In short that’s done by looking, for each split until a leaf is reached, whether $x$ is below or above the threshold of each relevant split feature. Accordingly, we follow the left or right path, until root->is_leaf is true.

Again, I do a bit of bookkeeping to make and retain predictions for each $x$ within a matrix X:

float *predict(RegressionTree *reg_tree, float **X, size_t n, size_t m) {
  float *predictions = (float *)malloc(sizeof(float) *n);

  float constant = reg_tree->constant;

  for (int i = 0; i < n; i++)  {
    float *x = (float *)malloc(sizeof(float) * m);
    // Prep the prediction vector
    for (int j = 0; j < m; j++) {
      x[j] = X[j][i];
    }

    float value = _predict_single(reg_tree->root, x, constant);

    free(x);

    predictions[i] = value;
  }

  return predictions;
}

Possible further exercises

There are a few interesting exercises you can do to learn even more from regression trees.

Above we’ve made use of the entire dataset to find a split.
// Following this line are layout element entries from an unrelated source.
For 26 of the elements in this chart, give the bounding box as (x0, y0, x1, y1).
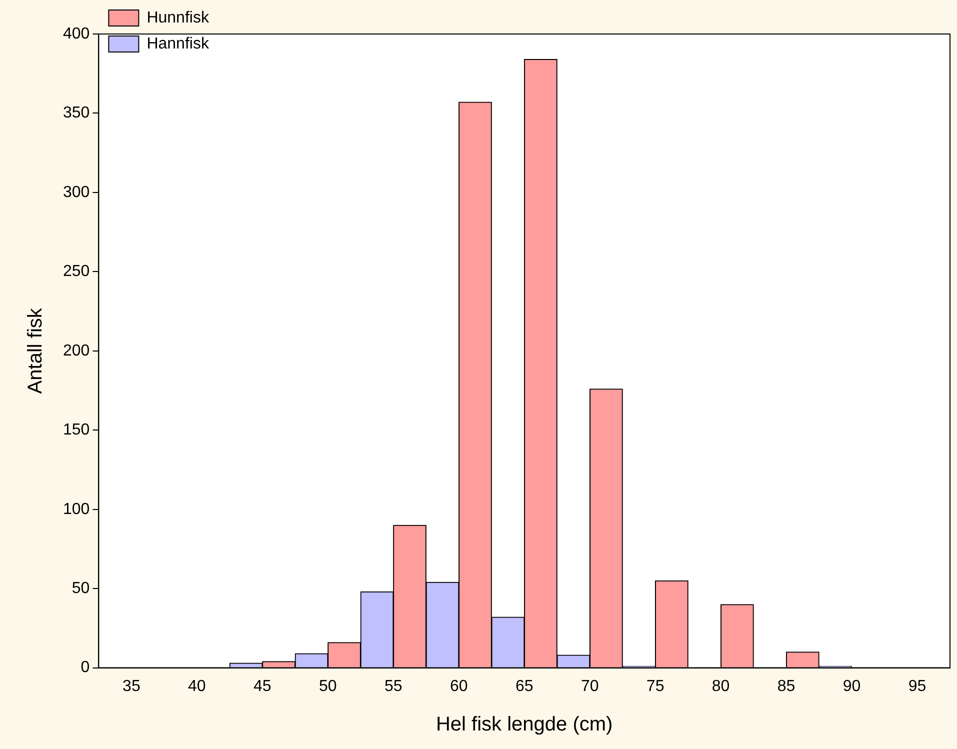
y-tick-label: 300 (62, 184, 90, 201)
x-tick-label: 40 (188, 678, 206, 695)
y-tick-label: 50 (72, 580, 90, 597)
y-tick-label: 350 (62, 104, 90, 122)
x-tick-label: 45 (254, 678, 272, 695)
x-tick-label: 90 (842, 678, 861, 695)
legend-label: Hannfisk (146, 35, 210, 52)
y-tick-label: 0 (80, 659, 90, 676)
y-tick-label: 200 (62, 342, 90, 360)
x-tick-label: 55 (384, 678, 402, 695)
x-tick-label: 60 (450, 678, 468, 695)
y-tick-label: 400 (62, 25, 90, 42)
x-tick-label: 95 (908, 678, 926, 695)
x-tick-label: 65 (515, 678, 534, 695)
x-tick-label: 85 (777, 678, 796, 695)
y-tick-label: 150 (62, 422, 90, 439)
x-tick-label: 70 (580, 678, 599, 695)
y-axis-title: Antall fisk (24, 307, 47, 394)
x-tick-label: 50 (318, 678, 337, 695)
x-axis-title: Hel fisk lengde (cm) (436, 714, 613, 736)
y-tick-label: 250 (62, 263, 90, 280)
x-tick-label: 80 (712, 678, 730, 695)
x-tick-label: 35 (122, 678, 140, 695)
legend-label: Hunnfisk (146, 9, 210, 26)
y-tick-label: 100 (62, 500, 90, 518)
x-tick-label: 75 (646, 678, 664, 695)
As the number of training observations grows larger, that becomes less interesting. Modern tools like LightGBM and XGBoost can make use of histogram binning to handle big data better. In Python it’s not so difficult to do this with a few numpy functions like searchsorted and bincount. So you can try it in Python and then translate the solution to C.

The idea is to sum the gradients and hessians per bin to then find the split by searching each bin instead of the entire dataset. If you still want to keep finding so-called exact splits you can also look for a solution for duplicate feature values. This can also give efficiency, especially if you’re working with a small number of values.
Another exercise can be to make a random forest or a gradient boosting machine from the regression tree. To a certain extent that’s actually simpler than the exercise above.
Another interesting exercise would be to make a decision tree instead of a regression tree. Even more complicated would be to correctly predict more than two discrete outcomes.